"Welcome to the Party". Bienvenue à la fête. Celle des rappeurs morts. Pop Smoke, en effet, n’aura guère eu le temps de profiter de sa notoriété au cours de sa carrière éclair. Avec une rapidité insensée typique de l'ère Internet, celle-ci l’aura vu se mettre au rap à dix-huit ans, devenir star à dix-neuf, pour finalement disparaître à vingt, assassiné en son nouveau domicile californien au début de l'année 2020, seulement quelques jours après avoir dévoilé sa seconde mixtape.
Depuis, est sorti un album posthume parrainé par 50 Cent et accompagné par toute une partie de l’intelligentsia rap, Tyga, Future, Quavo, Swae Lee, Lil Baby, DaBaby, Roddy Ricch et d’autres encore. Ce dernier, Shoot For The Stars, Aim For The Moon, a tout de suite été numéro 1 aux USA et ailleurs dans le monde, mais cela, déjà, est anecdotique. Car l’essentiel a eu lieu plus tôt, dès sa première mixtape.

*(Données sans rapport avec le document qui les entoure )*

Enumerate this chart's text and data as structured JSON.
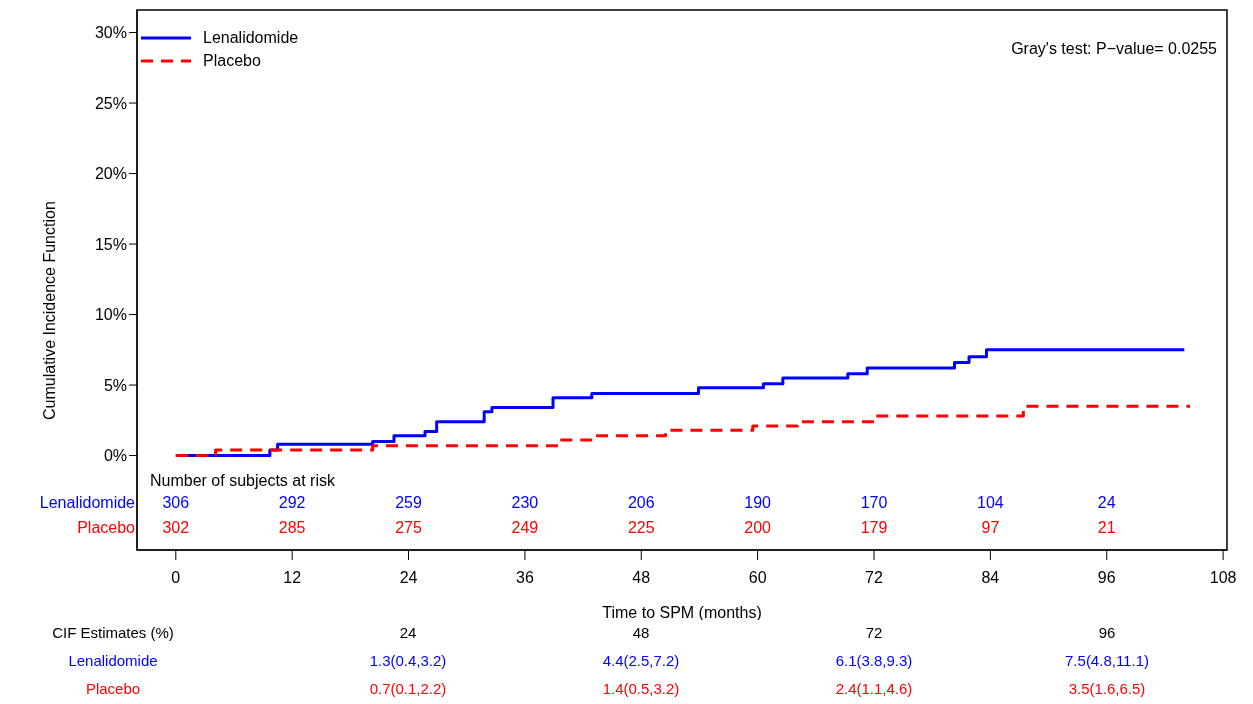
{
  "chart_data": {
    "type": "step",
    "xlabel": "Time to SPM (months)",
    "ylabel": "Cumulative Incidence Function",
    "xlim": [
      -4,
      108.4
    ],
    "xticks": [
      0,
      12,
      24,
      36,
      48,
      60,
      72,
      84,
      96,
      108
    ],
    "ylim": [
      -6.7,
      31.6
    ],
    "yticks": [
      {
        "value": 0,
        "label": "0%"
      },
      {
        "value": 5,
        "label": "5%"
      },
      {
        "value": 10,
        "label": "10%"
      },
      {
        "value": 15,
        "label": "15%"
      },
      {
        "value": 20,
        "label": "20%"
      },
      {
        "value": 25,
        "label": "25%"
      },
      {
        "value": 30,
        "label": "30%"
      }
    ],
    "legend": "top left",
    "series": [
      {
        "name": "Lenalidomide",
        "color": "#0000ff",
        "line_style": "solid",
        "x": [
          0,
          9.7,
          10.5,
          20.3,
          22.5,
          25.7,
          26.9,
          31.8,
          32.6,
          38.9,
          42.9,
          53.9,
          60.6,
          62.6,
          69.3,
          71.3,
          80.3,
          81.8,
          83.6,
          104
        ],
        "values": [
          0,
          0.4,
          0.8,
          1.0,
          1.4,
          1.7,
          2.4,
          3.1,
          3.4,
          4.1,
          4.4,
          4.8,
          5.1,
          5.5,
          5.8,
          6.2,
          6.6,
          7.0,
          7.5,
          7.5
        ]
      },
      {
        "name": "Placebo",
        "color": "#ff0000",
        "line_style": "dashed",
        "x": [
          0,
          4.1,
          20.3,
          39.6,
          43.3,
          50.5,
          59.5,
          64.1,
          72.2,
          87.4,
          104.6
        ],
        "values": [
          0,
          0.4,
          0.7,
          1.1,
          1.4,
          1.8,
          2.1,
          2.4,
          2.8,
          3.5,
          3.5
        ]
      }
    ],
    "annotations": [
      "Gray's test: P−value= 0.0255",
      "CIF Estimates (%)",
      "24",
      "48",
      "72",
      "96",
      "1.3(0.4,3.2)",
      "4.4(2.5,7.2)",
      "6.1(3.8,9.3)",
      "7.5(4.8,11.1)",
      "0.7(0.1,2.2)",
      "1.4(0.5,3.2)",
      "2.4(1.1,4.6)",
      "3.5(1.6,6.5)",
      "Number of subjects at risk",
      "306",
      "292",
      "259",
      "230",
      "206",
      "190",
      "170",
      "104",
      "24",
      "302",
      "285",
      "275",
      "249",
      "225",
      "200",
      "179",
      "97",
      "21"
    ]
  }
}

Voire plus exactement, dès ses premiers grands singles, tous représentés sur ce Meet The Woo. L'un des plus importants est donc "Welcome To The Party". Ce titre, si puissant qu'il a bientôt été accaparé par Nicki Minaj et par l'Anglais Skepta, a révélé au monde les particularités de Pop Smoke.

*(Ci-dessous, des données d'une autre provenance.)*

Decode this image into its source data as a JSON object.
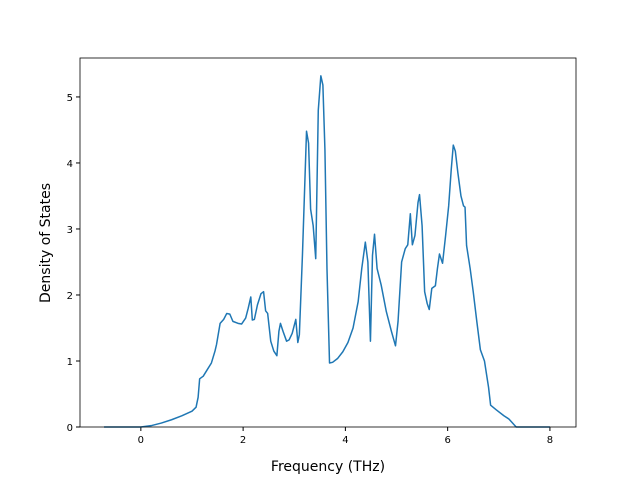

Il y a cette voix, incroyablement lourde pour quelqu'un à peine sorti de l'adolescence, où s’entend cette ascendance caribéenne si commune chez les Noirs de la Grosse Pomme ; des sons inhabituels à New-York, étrangers à sa propre tradition ; un nouveau style, qui deviendra bientôt connu sous le nom de Brooklyn drill mais qui, produit par le Britannique 808Melo, est en fait de la UK drill ; et des paroles en phase avec ce genre musical anglais, pleines de morgue et de menace, avec en arrière-plan de violentes rivalités de gangs.
L'autre grand single de Pop Smoke, c'est "Dior", un égo-trip admirablement produit par le même Anglais, où le rappeur vante les armes et les biens de luxe dont il fait ses apparats. Après avoir résonné dans les rues de New-York, dans tous les Etats-Unis et au-delà, il est devenu son titre emblématique, à tel point qu'il est présent sur tous les projets sortis sous le nom du rappeur, ses deux mixtapes et son album.
Ces deux morceaux, c'est l'héritage de Pop Smoke, c'est la raison de son accession précipitée à un statut d'icône du rap. Ils résument et subliment l'ensemble de cette courte mixtape. Solides, mais moins marquants, les autres titres ne font que confirmer l'intention première du rappeur : nous inviter dans son univers personnel. Avec l'introductif "Meet The Woo", le New-Yorkais plante en effet le décor en mentionnant son gang d'appartenance (les Woos, donc) et celui de ses ennemis (les Choos), avec une musique oppressante et un texte donc les mots évoquent les lieux et le jargon de Brooklyn, ou plus exactement ceux du quartier de Canarsie.
Sur l'ensemble du projet, Pop Smoke nous parle d'une existence dont les seules motivations sont le sexe et les marques de luxe (des plaisirs dont il semble jouir sans réel bonheur), d'une vie marquée par les traumatismes et les désordres mentaux ("PTSD") et dont le quotidien sombre et menaçant se résume à la violence, aux armes à feu et aux meurtres. Même si l'assassinat du trop jeune Bashar Jackson n'aura au bout du compte rien eu à voir avec ces histoires de gang, Meet The Woo, cette première sortie, sent déjà la mort.